Beyond Switch 2 success, there have been numerous standout console and PC games that have been commercial and critical hits, with many of them based on entirely new IP. These include Sandfall Interactive's Clair Obscur: Expedition 33, Embark Studios' ARC Raiders, Hazelight Studios' Split Fiction, Void Interactive's Ready Or Not, and Team Peak's Peak. Cooperative PVE games, cozy genres and mid-budget narrative titles all experienced strong engagement, regularly offering more commercially sustainable alternatives to the high-risk triple-A blockbuster model.

Some of 2025's most successful games: Peak, Split Fiction, Arc Raiders, Clair Obscur: Expedition 33, Ready Or Not
Other major commercial successes include EA's Battlefield 6, Century Games' mobile title Kingshot, and Warhorse Studios' Kingdom Come: Deliverance II. During the year, remakes and remasters continued to play a vital role in bolstering publishers' development pipelines on console and PC as the industry looked to de-risk their content investments, especially at the high end. Ampere's research shows that remakes and remasters released across 2024 and 2025 accumulated 72.4 million players across Xbox, PlayStation and Steam, and that these players spent over $1.4bn on premium full games and in-game monetisation during that time.
Finally, UGC game platforms had a massive year, particularly Roblox. The huge scale of the platform and the virality of some of the biggest games of the year including Grow A Garden really underlined their potential to disrupt other storefronts and game platforms.
I wanted to mention three other key areas of industry activity here. First is the rapid evolution of more holistic franchise strategies by game IP holders seeking to get a bigger return on their investments. Most commentary is focused on TV and film adaptations – of which there have been some standout examples this year, including The Last Of Us Season 2 and A Minecraft Movie – and these are rapidly becoming more important strategic pillars to reach new audiences and drive engagement. Ampere's research measures the impact successful adaptations can have on existing game franchises and how these different forms of content can work together to build out the value of IP. Beyond these adaptations, publishers are getting more active in developing into other areas, including merchandising and cross-game collaborations to drive revenue opportunities and offset large content investments.
Second, the mobile game market has had another year of disruption as the native app stores are forced to become more open. Regulatory pressure and new platform policies in the EU and other regions have unlocked alternative app distribution channels, enabling major publishers to experiment with direct-to-consumer app stores, web-based billing and loyalty ecosystems. While these strategies don't necessarily grow overall market sizing, they do offer a route to higher margins. However, it does mean that gaming playerbases are becoming more fragmented, which brings its own challenges.
Finally, it would be wrong not to mention EA's huge $55bn acquisition by Saudi Arabia's Public Investment Fund and private equity.
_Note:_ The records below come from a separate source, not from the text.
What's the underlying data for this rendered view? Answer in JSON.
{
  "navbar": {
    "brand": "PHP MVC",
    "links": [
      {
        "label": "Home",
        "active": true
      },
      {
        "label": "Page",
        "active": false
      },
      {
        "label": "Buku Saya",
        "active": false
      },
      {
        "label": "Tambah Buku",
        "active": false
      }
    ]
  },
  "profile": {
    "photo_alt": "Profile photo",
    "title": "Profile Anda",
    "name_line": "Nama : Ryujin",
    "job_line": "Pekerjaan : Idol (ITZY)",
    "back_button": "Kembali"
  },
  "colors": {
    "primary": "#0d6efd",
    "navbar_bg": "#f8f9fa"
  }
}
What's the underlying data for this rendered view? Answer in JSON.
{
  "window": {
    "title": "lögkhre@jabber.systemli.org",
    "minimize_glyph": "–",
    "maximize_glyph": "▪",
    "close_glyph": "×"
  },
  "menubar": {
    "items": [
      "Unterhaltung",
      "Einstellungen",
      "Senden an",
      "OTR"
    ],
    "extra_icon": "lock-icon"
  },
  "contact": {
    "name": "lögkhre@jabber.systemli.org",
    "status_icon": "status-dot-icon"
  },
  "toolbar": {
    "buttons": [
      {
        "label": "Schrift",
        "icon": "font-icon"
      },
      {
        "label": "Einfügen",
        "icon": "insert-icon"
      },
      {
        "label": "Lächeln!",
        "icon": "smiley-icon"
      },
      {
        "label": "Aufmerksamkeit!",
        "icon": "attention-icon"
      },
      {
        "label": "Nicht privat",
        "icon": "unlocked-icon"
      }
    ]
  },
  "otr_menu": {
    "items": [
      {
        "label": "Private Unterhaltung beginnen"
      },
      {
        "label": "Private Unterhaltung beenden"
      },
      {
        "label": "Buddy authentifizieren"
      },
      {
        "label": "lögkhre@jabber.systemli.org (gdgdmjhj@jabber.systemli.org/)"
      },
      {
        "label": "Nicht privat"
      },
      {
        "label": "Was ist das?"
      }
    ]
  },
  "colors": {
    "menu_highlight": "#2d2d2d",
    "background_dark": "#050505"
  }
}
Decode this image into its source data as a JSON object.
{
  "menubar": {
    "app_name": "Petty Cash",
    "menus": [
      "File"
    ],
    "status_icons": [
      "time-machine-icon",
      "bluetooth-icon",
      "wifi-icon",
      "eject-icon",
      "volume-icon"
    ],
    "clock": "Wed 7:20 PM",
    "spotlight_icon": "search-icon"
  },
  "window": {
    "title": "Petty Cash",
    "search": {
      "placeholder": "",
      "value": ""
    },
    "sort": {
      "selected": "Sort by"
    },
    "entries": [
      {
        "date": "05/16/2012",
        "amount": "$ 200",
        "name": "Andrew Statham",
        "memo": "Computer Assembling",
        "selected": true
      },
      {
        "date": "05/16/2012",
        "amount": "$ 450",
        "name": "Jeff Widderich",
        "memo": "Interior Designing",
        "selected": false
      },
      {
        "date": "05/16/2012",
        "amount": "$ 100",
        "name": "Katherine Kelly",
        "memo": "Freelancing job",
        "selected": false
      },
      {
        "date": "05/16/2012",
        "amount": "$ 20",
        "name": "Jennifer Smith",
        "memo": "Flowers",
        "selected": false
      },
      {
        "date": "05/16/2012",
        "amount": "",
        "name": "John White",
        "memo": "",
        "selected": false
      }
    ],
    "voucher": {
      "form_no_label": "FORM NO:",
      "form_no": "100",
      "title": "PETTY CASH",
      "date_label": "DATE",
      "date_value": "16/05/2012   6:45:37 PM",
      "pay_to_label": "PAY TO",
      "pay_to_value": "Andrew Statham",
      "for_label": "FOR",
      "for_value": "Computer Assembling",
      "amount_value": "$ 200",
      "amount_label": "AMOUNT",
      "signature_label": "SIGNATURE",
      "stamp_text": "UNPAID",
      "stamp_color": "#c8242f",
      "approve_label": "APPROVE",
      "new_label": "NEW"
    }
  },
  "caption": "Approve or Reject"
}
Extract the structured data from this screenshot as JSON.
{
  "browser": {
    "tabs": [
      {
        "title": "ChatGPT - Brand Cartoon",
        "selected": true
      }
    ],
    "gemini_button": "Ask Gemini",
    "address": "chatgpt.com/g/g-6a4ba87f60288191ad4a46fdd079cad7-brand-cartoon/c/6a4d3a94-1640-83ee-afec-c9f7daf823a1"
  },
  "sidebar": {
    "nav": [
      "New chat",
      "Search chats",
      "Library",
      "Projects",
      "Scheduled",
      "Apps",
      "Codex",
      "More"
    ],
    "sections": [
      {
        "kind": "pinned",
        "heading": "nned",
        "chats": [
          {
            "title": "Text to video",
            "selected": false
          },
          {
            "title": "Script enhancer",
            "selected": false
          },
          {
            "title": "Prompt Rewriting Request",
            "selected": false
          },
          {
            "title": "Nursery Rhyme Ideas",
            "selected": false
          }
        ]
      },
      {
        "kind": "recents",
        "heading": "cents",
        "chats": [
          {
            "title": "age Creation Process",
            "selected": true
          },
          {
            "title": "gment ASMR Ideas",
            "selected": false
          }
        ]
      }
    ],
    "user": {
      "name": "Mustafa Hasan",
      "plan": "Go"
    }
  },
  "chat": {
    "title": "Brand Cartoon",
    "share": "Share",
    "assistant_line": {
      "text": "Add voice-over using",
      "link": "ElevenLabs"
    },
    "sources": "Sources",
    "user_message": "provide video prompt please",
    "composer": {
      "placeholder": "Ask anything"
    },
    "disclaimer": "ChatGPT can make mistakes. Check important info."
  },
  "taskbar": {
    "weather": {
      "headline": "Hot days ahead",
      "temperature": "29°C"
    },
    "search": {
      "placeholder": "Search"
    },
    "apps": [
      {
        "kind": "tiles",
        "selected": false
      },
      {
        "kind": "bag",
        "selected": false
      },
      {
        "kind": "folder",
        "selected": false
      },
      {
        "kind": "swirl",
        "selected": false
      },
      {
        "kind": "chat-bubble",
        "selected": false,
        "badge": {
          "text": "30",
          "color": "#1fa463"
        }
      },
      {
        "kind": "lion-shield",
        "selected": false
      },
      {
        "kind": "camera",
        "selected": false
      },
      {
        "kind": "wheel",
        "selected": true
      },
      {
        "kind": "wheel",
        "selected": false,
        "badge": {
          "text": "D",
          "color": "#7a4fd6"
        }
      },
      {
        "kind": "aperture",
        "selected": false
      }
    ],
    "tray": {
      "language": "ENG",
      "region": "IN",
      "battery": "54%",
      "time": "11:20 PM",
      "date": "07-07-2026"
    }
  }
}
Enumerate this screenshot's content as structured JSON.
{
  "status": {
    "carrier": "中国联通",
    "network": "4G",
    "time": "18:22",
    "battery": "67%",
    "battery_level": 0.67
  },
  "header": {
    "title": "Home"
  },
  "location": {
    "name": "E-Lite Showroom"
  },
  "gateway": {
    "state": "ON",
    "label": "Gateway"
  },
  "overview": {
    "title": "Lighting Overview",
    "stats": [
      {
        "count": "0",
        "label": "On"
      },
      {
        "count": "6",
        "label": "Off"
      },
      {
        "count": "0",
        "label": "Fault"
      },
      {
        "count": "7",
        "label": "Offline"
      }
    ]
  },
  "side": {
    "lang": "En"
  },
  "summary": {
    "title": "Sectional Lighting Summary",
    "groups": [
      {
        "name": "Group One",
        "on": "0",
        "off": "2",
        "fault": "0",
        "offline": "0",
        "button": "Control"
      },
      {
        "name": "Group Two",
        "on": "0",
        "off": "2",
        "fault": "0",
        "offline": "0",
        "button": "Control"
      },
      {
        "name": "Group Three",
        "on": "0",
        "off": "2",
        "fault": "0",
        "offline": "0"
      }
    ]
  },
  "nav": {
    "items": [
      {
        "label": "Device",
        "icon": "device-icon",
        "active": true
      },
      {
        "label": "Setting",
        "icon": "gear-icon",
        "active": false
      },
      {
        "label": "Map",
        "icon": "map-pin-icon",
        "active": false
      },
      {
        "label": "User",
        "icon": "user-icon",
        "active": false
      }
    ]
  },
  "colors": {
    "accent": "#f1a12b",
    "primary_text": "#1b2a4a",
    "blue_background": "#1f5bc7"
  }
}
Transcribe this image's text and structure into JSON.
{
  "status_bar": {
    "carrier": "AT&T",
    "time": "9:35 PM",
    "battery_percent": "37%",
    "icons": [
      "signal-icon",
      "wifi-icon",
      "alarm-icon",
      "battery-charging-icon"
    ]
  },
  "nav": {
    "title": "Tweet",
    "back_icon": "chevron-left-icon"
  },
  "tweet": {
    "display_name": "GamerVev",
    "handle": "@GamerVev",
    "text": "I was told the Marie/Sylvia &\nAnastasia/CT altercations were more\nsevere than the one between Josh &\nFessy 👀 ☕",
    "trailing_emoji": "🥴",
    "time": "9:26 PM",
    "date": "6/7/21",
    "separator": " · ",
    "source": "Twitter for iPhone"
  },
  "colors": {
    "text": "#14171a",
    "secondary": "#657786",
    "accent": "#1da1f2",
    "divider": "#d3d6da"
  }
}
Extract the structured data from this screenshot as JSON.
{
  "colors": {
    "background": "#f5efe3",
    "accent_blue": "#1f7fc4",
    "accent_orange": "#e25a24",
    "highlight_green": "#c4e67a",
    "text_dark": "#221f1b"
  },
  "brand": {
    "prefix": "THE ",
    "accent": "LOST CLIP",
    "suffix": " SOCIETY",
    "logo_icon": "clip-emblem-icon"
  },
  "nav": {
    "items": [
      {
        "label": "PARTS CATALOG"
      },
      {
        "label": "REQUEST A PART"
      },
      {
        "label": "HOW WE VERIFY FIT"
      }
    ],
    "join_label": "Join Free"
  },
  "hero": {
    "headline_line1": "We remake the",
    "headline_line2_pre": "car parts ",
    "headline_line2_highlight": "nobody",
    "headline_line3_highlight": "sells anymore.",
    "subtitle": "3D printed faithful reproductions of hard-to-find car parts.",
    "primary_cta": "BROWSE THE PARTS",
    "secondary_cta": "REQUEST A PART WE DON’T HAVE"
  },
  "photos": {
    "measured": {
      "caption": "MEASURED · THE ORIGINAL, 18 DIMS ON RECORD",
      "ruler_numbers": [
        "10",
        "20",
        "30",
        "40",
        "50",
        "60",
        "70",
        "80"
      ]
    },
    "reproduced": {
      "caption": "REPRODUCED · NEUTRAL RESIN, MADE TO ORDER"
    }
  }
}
This is a watershed moment for the industry. For the PIF, aside from continuing with its general strategy to diversify away from Saudi Arabia's fossil-fuel economy, acquiring EA represents a massive moment for its sports, games and esports portfolio. This investment represents a step change in commitment. EA fits into the PIF's strategy of accumulating soft power through entertainment and sports and, because of this, the value EA offers Saudi Arabia cannot simply be measured by the company's financial performance. EA's sports games business, and its sponsorship of multiple football/soccer leagues globally, means it is a perfect vehicle for raising the profile of the country across the areas of sports, games and esports.